Securing more of your wealth for your loved ones

Protecting your estate is ultimately about securing more of your wealth for your loved ones and planning for what will happen after your death to make the lives of your loved ones much easier. 

Peace of mind
Making sure that you’ve made plans for after you’re gone will give you peace of mind. It’s not nice to think about, but it means that your loved ones can carry out your wishes and be protected from Inheritance Tax.

You don’t have to be wealthy for your estate to be liable for Inheritance Tax, and it isn’t something that is paid only on death: it may also have to be paid on gifts made during someone’s lifetime. Your estate will be liable if it is valued over the current IHT threshold on your death. The Inheritance Tax threshold, or ‘Nil Rate Band’ (NRB), is fixed until 2020/21 at £325,000.

Your estate includes any gifts you may have made within seven years of your death. Anything under the Inheritance Tax threshold is not taxed (the Nil Rate Band), and everything above it is taxed, currently at 40%. Where a person dies and leaves at least 10% of their net estate to a qualifying charity, a reduced rate of 36% Inheritance Tax can be payable.

Any unused proportion of the NRB belonging to the first spouse or registered civil partner to die can be passed to the surviving spouse or registered civil partner.

Additional Nil Rate Band
From 6 April 2017, the Government will be introducing an Additional Nil Rate Band (ANRB). This will start at £100,000 and increase by £25,000 each tax year until it reaches £175,000 in 2020/21, when it will increase each tax year by the Consumer Price Index (CPI).

The ANRB will be available when you pass your house to your children, grandchildren or great-grandchildren. It will also be available if you downsize or cease to own a home, as long as the replacement is passed to your children, grandchildren or great-grandchildren. It will start to reduce if your net estate is more than £2m and will reduce by £1 for ever £2 it is over. As with the NRB, the ANRB is transferable between spouses and registered civil partnerships if unused on first death.

Exemptions
Moving ownership of assets to your spouse or registered civil partner may help reduce the Inheritance Tax liability on your estate. However, don’t forget that this can cause an increased Inheritance Tax liability when they die.
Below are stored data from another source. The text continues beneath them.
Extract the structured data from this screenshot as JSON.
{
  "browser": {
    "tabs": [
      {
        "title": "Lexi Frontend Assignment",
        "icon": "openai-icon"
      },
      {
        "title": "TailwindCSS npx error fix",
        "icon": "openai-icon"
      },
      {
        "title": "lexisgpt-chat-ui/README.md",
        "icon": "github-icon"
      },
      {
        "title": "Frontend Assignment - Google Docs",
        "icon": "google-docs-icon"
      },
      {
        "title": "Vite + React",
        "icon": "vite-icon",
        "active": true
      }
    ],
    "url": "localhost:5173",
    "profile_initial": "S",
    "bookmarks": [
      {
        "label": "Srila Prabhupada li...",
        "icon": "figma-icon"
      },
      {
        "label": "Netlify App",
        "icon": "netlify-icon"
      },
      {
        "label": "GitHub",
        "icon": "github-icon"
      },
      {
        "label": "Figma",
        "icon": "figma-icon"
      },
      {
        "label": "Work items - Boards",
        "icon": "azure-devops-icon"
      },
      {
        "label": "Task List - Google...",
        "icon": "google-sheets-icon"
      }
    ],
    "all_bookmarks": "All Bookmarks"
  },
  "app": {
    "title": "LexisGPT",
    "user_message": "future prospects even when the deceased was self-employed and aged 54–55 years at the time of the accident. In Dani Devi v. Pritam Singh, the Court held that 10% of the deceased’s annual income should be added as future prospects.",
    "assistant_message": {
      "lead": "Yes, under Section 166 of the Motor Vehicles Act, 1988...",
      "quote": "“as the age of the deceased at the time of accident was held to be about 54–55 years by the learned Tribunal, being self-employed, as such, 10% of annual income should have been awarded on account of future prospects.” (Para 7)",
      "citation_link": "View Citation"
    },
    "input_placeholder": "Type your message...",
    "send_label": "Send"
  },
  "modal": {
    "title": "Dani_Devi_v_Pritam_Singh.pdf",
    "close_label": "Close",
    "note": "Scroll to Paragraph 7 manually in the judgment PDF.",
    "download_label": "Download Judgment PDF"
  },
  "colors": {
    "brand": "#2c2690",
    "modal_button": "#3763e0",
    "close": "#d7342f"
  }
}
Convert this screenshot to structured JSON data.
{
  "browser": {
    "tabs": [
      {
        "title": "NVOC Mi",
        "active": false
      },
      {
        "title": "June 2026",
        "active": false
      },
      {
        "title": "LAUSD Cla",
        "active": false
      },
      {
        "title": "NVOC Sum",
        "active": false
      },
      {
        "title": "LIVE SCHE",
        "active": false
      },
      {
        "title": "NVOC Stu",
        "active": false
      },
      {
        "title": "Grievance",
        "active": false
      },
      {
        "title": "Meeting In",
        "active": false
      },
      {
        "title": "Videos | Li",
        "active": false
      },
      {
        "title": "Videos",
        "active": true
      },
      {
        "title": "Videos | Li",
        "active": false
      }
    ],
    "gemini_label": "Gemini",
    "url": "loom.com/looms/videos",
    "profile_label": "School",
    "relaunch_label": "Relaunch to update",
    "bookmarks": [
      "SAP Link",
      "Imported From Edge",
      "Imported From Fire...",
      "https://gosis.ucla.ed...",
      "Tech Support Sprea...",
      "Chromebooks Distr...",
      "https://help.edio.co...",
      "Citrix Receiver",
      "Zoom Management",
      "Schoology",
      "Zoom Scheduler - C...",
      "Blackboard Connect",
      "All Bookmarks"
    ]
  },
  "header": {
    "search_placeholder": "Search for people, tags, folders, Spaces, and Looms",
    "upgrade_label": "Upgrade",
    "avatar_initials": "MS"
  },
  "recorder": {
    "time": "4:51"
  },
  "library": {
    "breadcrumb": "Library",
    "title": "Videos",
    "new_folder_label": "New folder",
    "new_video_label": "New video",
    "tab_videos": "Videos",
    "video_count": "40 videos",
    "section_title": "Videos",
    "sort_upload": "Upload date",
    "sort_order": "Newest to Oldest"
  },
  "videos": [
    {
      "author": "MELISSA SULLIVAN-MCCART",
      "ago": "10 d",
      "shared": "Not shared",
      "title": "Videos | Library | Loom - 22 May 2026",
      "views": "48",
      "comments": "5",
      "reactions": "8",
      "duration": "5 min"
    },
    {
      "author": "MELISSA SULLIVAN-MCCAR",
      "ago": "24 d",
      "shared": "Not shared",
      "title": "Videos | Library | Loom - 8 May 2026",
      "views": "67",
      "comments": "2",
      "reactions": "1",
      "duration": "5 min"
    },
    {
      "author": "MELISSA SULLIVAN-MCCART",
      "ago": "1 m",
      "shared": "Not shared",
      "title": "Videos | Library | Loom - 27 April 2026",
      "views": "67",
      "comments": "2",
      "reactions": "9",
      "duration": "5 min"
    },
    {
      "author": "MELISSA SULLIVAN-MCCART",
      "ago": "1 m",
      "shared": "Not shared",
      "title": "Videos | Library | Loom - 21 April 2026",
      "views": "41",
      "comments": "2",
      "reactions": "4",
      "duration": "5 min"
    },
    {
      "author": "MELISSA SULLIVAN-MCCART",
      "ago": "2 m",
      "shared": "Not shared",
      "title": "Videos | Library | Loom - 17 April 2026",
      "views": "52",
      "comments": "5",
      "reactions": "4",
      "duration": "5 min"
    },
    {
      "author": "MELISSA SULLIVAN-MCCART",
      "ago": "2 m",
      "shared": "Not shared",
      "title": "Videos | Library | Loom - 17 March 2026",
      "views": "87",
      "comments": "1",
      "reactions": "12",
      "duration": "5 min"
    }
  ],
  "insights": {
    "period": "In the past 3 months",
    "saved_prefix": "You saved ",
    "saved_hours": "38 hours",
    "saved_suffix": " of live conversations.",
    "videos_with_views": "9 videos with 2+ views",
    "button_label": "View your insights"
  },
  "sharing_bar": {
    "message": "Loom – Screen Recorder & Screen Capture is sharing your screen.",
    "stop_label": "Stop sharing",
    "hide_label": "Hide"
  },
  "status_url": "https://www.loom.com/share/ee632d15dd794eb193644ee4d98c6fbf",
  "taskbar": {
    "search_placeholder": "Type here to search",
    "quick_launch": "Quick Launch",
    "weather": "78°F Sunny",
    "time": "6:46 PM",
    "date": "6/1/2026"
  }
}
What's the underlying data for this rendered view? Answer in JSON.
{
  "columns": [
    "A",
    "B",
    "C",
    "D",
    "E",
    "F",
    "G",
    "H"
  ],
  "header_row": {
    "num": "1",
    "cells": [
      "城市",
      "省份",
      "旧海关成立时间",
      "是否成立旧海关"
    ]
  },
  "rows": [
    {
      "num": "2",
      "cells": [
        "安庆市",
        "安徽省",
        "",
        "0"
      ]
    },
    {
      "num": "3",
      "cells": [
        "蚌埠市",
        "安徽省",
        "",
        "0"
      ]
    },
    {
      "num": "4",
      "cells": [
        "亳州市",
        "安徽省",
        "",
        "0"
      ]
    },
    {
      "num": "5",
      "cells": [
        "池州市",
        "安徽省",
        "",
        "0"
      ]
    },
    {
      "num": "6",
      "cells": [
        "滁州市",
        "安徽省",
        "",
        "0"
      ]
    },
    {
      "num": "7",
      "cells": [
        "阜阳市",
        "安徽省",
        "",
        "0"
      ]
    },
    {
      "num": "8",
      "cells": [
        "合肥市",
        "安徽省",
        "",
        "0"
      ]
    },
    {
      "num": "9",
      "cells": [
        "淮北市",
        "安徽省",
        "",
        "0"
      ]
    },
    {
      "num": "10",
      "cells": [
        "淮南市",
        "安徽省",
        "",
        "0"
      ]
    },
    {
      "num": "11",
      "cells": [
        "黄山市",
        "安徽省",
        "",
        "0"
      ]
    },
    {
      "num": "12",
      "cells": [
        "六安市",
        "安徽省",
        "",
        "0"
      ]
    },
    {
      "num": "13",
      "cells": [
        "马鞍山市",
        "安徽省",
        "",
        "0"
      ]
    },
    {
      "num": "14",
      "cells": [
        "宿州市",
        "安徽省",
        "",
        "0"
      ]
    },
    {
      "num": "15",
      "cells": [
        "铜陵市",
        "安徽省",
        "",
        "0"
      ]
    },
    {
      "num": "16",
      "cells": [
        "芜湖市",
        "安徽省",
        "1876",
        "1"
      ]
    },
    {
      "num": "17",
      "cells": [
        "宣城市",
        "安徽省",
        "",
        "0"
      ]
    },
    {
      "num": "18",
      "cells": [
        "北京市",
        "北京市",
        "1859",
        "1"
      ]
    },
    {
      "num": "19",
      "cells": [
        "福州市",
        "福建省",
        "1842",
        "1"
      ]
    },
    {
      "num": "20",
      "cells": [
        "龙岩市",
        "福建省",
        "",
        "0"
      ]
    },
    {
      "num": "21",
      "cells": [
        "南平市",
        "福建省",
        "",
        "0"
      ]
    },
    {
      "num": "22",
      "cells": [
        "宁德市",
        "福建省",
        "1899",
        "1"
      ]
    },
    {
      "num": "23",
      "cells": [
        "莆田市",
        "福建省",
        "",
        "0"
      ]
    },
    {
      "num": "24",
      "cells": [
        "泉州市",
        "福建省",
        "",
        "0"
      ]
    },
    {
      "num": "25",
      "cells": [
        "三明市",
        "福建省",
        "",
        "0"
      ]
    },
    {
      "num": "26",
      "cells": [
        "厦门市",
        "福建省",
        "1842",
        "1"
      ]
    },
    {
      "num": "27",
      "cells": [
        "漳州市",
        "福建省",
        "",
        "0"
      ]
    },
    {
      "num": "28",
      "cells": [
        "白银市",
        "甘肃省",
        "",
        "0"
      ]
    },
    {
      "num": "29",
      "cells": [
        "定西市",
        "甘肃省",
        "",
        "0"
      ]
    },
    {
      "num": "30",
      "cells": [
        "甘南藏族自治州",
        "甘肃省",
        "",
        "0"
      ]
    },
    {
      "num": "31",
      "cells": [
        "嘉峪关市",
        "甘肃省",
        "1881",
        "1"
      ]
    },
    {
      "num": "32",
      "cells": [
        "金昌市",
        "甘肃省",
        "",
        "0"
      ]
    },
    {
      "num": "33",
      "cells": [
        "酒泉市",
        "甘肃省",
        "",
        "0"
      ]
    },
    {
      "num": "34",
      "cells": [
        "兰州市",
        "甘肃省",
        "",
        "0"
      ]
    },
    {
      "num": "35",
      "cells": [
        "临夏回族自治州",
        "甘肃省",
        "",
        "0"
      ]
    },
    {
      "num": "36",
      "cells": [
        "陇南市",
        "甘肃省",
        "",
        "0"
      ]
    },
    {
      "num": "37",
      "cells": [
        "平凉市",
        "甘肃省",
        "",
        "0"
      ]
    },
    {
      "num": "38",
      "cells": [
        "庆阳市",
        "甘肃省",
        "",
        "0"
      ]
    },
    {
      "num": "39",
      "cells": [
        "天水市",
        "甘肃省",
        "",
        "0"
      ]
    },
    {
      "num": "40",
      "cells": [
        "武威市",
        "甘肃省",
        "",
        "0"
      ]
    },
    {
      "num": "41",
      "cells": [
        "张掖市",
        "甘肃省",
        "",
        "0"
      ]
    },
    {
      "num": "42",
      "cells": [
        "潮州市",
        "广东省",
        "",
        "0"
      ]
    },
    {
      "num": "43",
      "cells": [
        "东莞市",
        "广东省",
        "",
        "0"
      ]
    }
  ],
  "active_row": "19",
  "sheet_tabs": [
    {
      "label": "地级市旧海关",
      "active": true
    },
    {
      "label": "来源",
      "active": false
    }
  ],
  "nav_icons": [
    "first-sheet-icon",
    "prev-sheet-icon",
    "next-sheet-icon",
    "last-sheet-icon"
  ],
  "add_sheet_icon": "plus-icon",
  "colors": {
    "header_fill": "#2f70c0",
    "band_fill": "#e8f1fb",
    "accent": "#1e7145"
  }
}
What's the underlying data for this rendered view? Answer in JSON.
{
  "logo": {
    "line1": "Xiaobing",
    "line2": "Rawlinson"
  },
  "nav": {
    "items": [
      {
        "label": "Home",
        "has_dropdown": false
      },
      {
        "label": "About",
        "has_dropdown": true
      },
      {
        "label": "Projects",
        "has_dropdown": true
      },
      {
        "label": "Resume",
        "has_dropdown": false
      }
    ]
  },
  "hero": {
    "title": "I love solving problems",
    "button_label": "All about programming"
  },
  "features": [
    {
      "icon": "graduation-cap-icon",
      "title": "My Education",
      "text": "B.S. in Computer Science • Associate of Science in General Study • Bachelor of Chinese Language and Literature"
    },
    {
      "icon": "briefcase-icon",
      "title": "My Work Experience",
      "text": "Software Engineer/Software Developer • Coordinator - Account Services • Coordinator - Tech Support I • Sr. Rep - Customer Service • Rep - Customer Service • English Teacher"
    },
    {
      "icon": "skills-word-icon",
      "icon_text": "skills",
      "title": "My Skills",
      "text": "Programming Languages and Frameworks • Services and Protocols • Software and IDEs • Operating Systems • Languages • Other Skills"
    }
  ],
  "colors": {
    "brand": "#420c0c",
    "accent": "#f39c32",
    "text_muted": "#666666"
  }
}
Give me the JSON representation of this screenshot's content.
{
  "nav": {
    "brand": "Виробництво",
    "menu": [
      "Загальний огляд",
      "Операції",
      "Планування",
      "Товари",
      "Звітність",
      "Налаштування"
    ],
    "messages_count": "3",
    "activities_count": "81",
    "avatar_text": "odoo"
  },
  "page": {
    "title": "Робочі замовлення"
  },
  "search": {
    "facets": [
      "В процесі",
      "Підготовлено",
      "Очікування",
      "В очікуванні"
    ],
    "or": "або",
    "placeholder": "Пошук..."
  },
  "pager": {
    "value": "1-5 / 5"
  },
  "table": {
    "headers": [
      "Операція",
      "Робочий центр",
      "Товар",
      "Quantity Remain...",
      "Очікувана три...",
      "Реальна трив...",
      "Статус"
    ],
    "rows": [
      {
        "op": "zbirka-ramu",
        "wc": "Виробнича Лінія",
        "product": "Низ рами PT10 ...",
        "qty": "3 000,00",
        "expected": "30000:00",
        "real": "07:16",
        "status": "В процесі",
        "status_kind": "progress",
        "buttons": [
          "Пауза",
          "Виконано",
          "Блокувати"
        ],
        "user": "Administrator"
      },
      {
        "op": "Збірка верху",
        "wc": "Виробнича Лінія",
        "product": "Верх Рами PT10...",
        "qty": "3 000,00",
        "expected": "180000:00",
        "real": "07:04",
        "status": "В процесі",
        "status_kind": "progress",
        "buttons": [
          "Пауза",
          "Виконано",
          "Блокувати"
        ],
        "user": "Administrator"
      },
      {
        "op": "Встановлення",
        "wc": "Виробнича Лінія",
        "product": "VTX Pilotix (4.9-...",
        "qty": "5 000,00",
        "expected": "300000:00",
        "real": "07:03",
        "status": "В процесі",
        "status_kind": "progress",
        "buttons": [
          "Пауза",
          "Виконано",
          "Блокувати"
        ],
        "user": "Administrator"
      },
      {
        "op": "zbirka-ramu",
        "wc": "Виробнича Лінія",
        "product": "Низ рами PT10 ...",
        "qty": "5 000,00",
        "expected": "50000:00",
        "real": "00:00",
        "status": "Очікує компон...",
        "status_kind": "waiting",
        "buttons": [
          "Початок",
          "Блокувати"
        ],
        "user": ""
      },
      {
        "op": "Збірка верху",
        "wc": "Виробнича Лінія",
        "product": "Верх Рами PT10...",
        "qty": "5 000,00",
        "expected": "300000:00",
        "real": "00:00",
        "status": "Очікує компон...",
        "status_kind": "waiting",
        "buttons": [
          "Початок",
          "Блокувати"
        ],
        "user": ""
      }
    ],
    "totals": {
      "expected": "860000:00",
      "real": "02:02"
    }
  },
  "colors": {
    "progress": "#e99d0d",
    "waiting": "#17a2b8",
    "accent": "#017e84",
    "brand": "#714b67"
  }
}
There are also exemptions if you make a donation to a charity.

Making gifts
If you can afford to make gifts during your lifetime, this will also reduce the value of your estate, and so your ultimate Inheritance Tax liability. You can make a gift of up to £3,000 a year without any Inheritance Tax liability, and if you don’t use this whole allowance it can be carried forward to the next tax year. You can also give gifts of up to £250 a year to any number of people with no IHT liability.

There are two types of gift which currently have tax implications. The first is Chargeable Lifetime Transfers (CLTs). The most common chargeable transfers are lifetime gifts into Discretionary Trusts. A transfer will be charged (together with any chargeable transfers made in the previous seven years) if it exceeds the Inheritance Tax NRB (currently £325,000). Tax is paid at 20% on excess over the NRB.

The other type of gift to be aware of is Potentially Exempt Transfers (PETs). Gifts between individuals or into a bare trust arrangement are examples of PETs. These gifts are free from Inheritance Tax, provided you survive more than seven years beyond the date of the gift. The other area to be aware of is if you are making a gift but try to reserve any of the benefit for yourself, for example, retaining dividend income from shares you have gifted or living rent-free in a property you have.

Life insurance policy
Taking out a life insurance policy written under an appropriate trust could be used towards paying any Inheritance Tax liability. Under normal circumstances, the payout from a life insurance policy will form part of your legal estate and may therefore be subject to Inheritance Tax. By writing a life insurance policy in an appropriate trust, the proceeds from the policy can be paid directly to the beneficiaries rather than to your legal estate, and will therefore not be taken into account when Inheritance Tax is calculated. It also means payment to your beneficiaries will probably be quicker, as the money will not go through probate.